Krzysztof Jackowski stwierdził na jednym ze swoich najnowszych filmów, że czeka nas wielka katastrofa. Jego zdaniem kataklizm ten "uciszy paranoję, która od jakiegoś czasu na naszym świecie się dzieje". Dodał także, że w całym zdarzeniu ogromną rolę odegra woda. Dzięki temu wiele osób w końcu uświadomi sobie, jak ważna jest ona w naszym życiu.
W swojej przepowiedni jasnowidz powiedział między innymi o szklanych wieżowcach. - Wielkie szklane wieżowce. One pękają. Widzę ludzi, którzy chodzą jak oszalali, są kompletnie zdezorientowani. Godzina 5 nad ranem - powiedział Krzysztof Jackowski na nagraniu. - W tym miejscu uszkodzi się coś, co będzie dodatkowo niszczyło środowisko. To będzie dostawać się do atmosfery i nie będzie można nad tym zapanować - zaznaczył jasnowidz. Jackowski dodał także, że kataklizm będzie powiązany z sytuacją Ukrainy i Rosji.

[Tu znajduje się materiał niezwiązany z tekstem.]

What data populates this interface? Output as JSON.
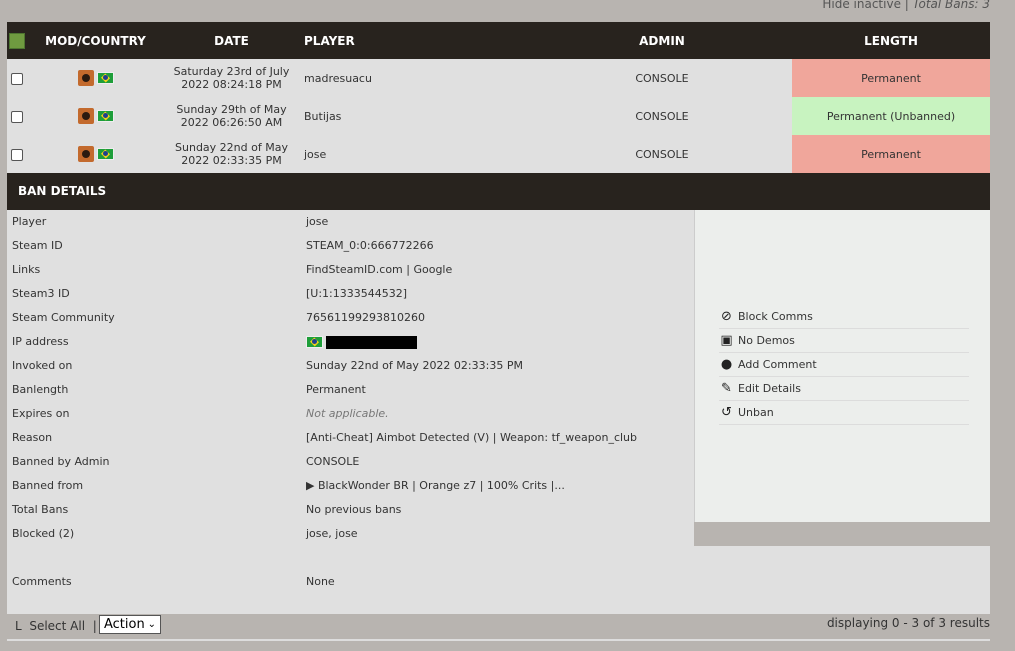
{
  "topbar": {
    "hide_inactive": "Hide inactive",
    "separator": "|",
    "total_bans": "Total Bans: 3"
  },
  "columns": {
    "mod_country": "MOD/COUNTRY",
    "date": "DATE",
    "player": "PLAYER",
    "admin": "ADMIN",
    "length": "LENGTH"
  },
  "rows": [
    {
      "date_line1": "Saturday 23rd of July",
      "date_line2": "2022 08:24:18 PM",
      "player": "madresuacu",
      "admin": "CONSOLE",
      "length": "Permanent"
    },
    {
      "date_line1": "Sunday 29th of May",
      "date_line2": "2022 06:26:50 AM",
      "player": "Butijas",
      "admin": "CONSOLE",
      "length": "Permanent (Unbanned)"
    },
    {
      "date_line1": "Sunday 22nd of May",
      "date_line2": "2022 02:33:35 PM",
      "player": "jose",
      "admin": "CONSOLE",
      "length": "Permanent"
    }
  ],
  "details": {
    "title": "BAN DETAILS",
    "fields": {
      "player": {
        "label": "Player",
        "value": "jose"
      },
      "steam_id": {
        "label": "Steam ID",
        "value": "STEAM_0:0:666772266"
      },
      "links": {
        "label": "Links",
        "value": "FindSteamID.com | Google"
      },
      "steam3_id": {
        "label": "Steam3 ID",
        "value": "[U:1:1333544532]"
      },
      "steam_community": {
        "label": "Steam Community",
        "value": "76561199293810260"
      },
      "ip_address": {
        "label": "IP address"
      },
      "invoked_on": {
        "label": "Invoked on",
        "value": "Sunday 22nd of May 2022 02:33:35 PM"
      },
      "banlength": {
        "label": "Banlength",
        "value": "Permanent"
      },
      "expires_on": {
        "label": "Expires on",
        "value": "Not applicable."
      },
      "reason": {
        "label": "Reason",
        "value": "[Anti-Cheat] Aimbot Detected (V) | Weapon: tf_weapon_club"
      },
      "banned_by": {
        "label": "Banned by Admin",
        "value": "CONSOLE"
      },
      "banned_from": {
        "label": "Banned from",
        "value": "▶ BlackWonder BR | Orange z7 | 100% Crits |..."
      },
      "total_bans": {
        "label": "Total Bans",
        "value": "No previous bans"
      },
      "blocked": {
        "label": "Blocked (2)",
        "value": "jose, jose"
      },
      "comments": {
        "label": "Comments",
        "value": "None"
      }
    },
    "actions": {
      "block_comms": "Block Comms",
      "no_demos": "No Demos",
      "add_comment": "Add Comment",
      "edit_details": "Edit Details",
      "unban": "Unban"
    }
  },
  "footer": {
    "select_all": "Select All",
    "separator": "|",
    "action_select": "Action",
    "results": "displaying 0 - 3 of 3 results"
  },
  "colors": {
    "header_bg": "#28231e",
    "permanent": "#f0a69b",
    "unbanned": "#c8f3c0"
  }
}
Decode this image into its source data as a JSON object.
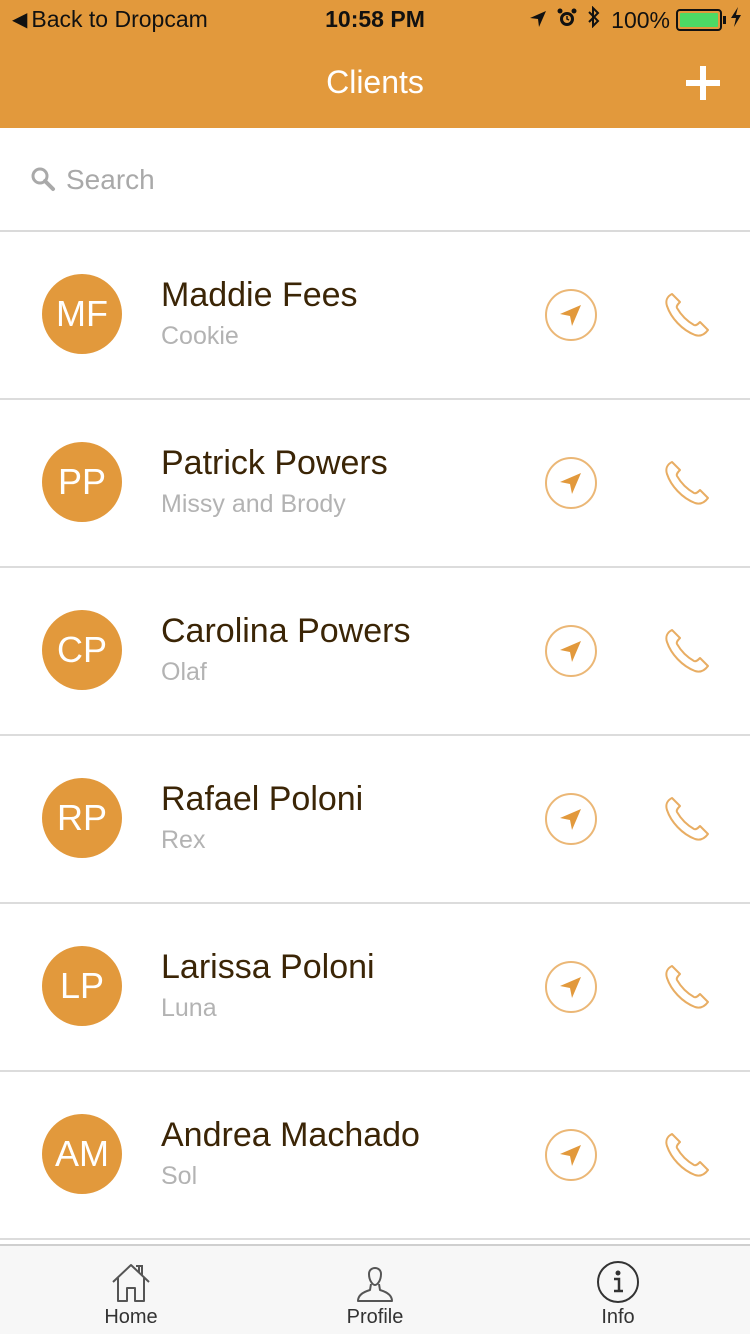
{
  "status_bar": {
    "back_label": "Back to Dropcam",
    "time": "10:58 PM",
    "battery": "100%"
  },
  "header": {
    "title": "Clients"
  },
  "search": {
    "placeholder": "Search"
  },
  "clients": [
    {
      "initials": "MF",
      "name": "Maddie Fees",
      "pet": "Cookie"
    },
    {
      "initials": "PP",
      "name": "Patrick Powers",
      "pet": "Missy and Brody"
    },
    {
      "initials": "CP",
      "name": "Carolina Powers",
      "pet": "Olaf"
    },
    {
      "initials": "RP",
      "name": "Rafael Poloni",
      "pet": "Rex"
    },
    {
      "initials": "LP",
      "name": "Larissa Poloni",
      "pet": "Luna"
    },
    {
      "initials": "AM",
      "name": "Andrea Machado",
      "pet": "Sol"
    }
  ],
  "tabbar": {
    "tabs": [
      {
        "label": "Home",
        "icon": "home-icon"
      },
      {
        "label": "Profile",
        "icon": "profile-icon"
      },
      {
        "label": "Info",
        "icon": "info-icon"
      }
    ]
  },
  "colors": {
    "accent": "#E2993C",
    "battery_fill": "#4CD964",
    "name_text": "#3b2506",
    "secondary_text": "#b3b3b3"
  }
}
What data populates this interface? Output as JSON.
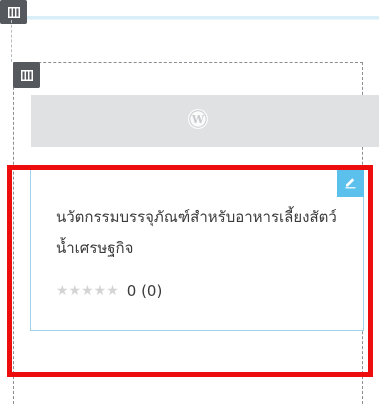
{
  "product": {
    "title": "นวัตกรรมบรรจุภัณฑ์สำหรับอาหารเลี้ยงสัตว์น้ำเศรษฐกิจ",
    "stars": "★★★★★",
    "rating": 0,
    "rating_count": "0 (0)"
  },
  "colors": {
    "handle": "#55585d",
    "edit_button": "#5bc0eb",
    "highlight": "#ee0d0d",
    "card_border": "#9fd3ea",
    "placeholder": "#dfe1e3"
  },
  "icons": {
    "section_handle": "columns-icon",
    "column_handle": "columns-icon",
    "image_placeholder": "wordpress-icon",
    "edit": "pencil-icon"
  }
}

Krzysztof Jackowski to najpopularniejszy polski jasnowidz. Swoimi wizjami często dzieli się na platformie YouTube. Jego nagrania cieszą się sporym zainteresowaniem, a kanał Jackowskiego subskrybuje ponad 297 tysięcy osób. Nie jest jednak tajemnicą, że słynny jasnowidz często się mylił. Przykładowo, kilka lat temu zaangażował się w śledztwo dotyczące zaginięcia Iwony Wieczorek. - Raz mówił, że nie żyje. Potem wskazywał, że przebywa w Jastrzębiej Górze. Innym razem, że jest porwana w Rewalu. Nic się kupy nie trzymało - przyznała po latach matka Iwony Wieczorek.

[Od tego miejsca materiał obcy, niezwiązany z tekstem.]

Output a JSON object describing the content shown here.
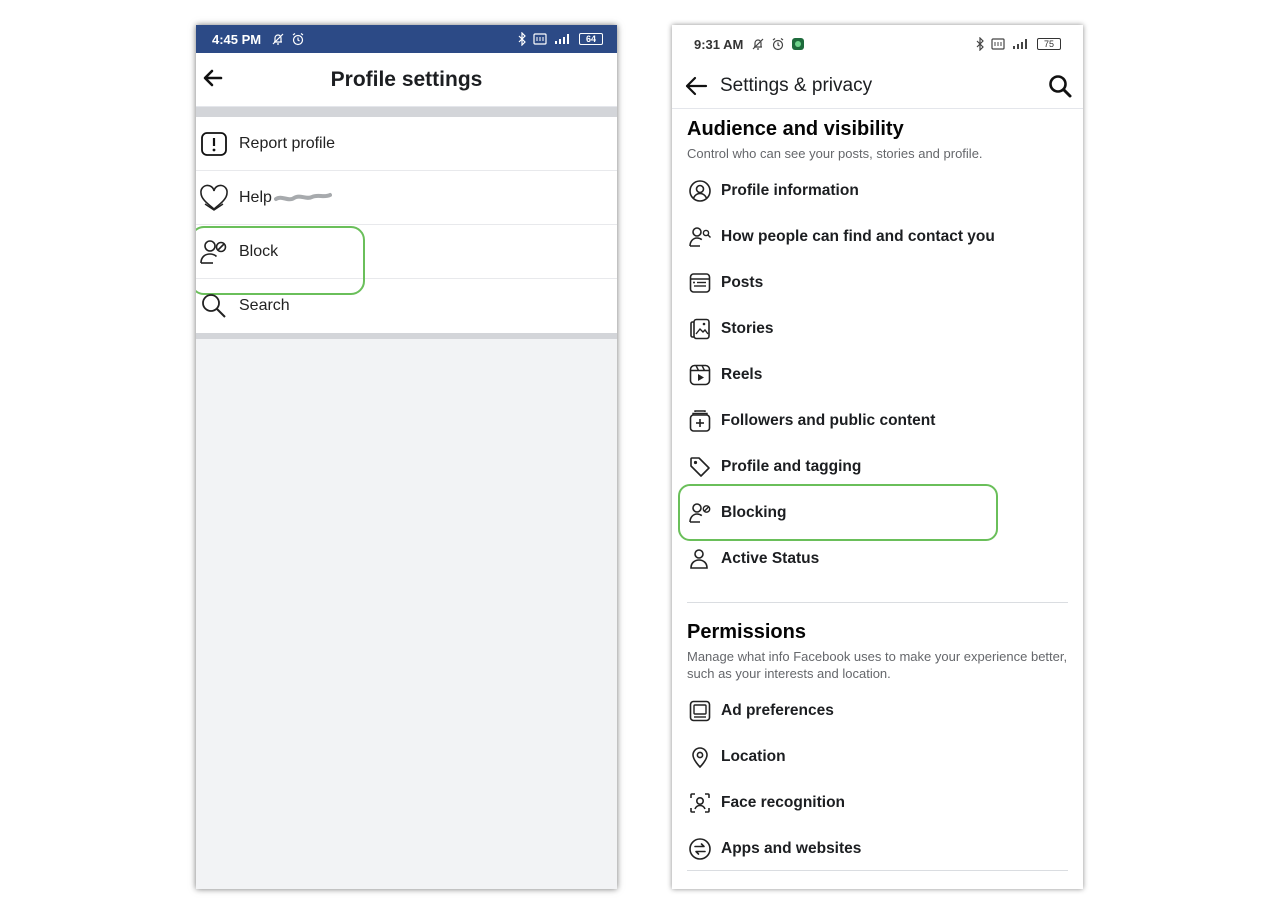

Mimo że przewidywania Jackowskiego nie zawsze się sprawdzają, widzowie darzą go ogromnym zaufaniem. Psycholog Piotr Mosak w rozmowie z portalem Wirtualne Media wytłumaczył, dlaczego tak się dzieje. - Aktualnie Polacy nie wiedzą, komu ufać, bo wszyscy wydają się z czymś lub z kimś powiązani, a informacje od nich pozyskiwane mogą być obarczone różnymi interesami. Na tym tle jasnowidz mówi, co chce i sprawia wrażenie, że nikt nim nie steruje, a informacje od niego nie są mniej wiarygodne od innych - powiedział Mosak.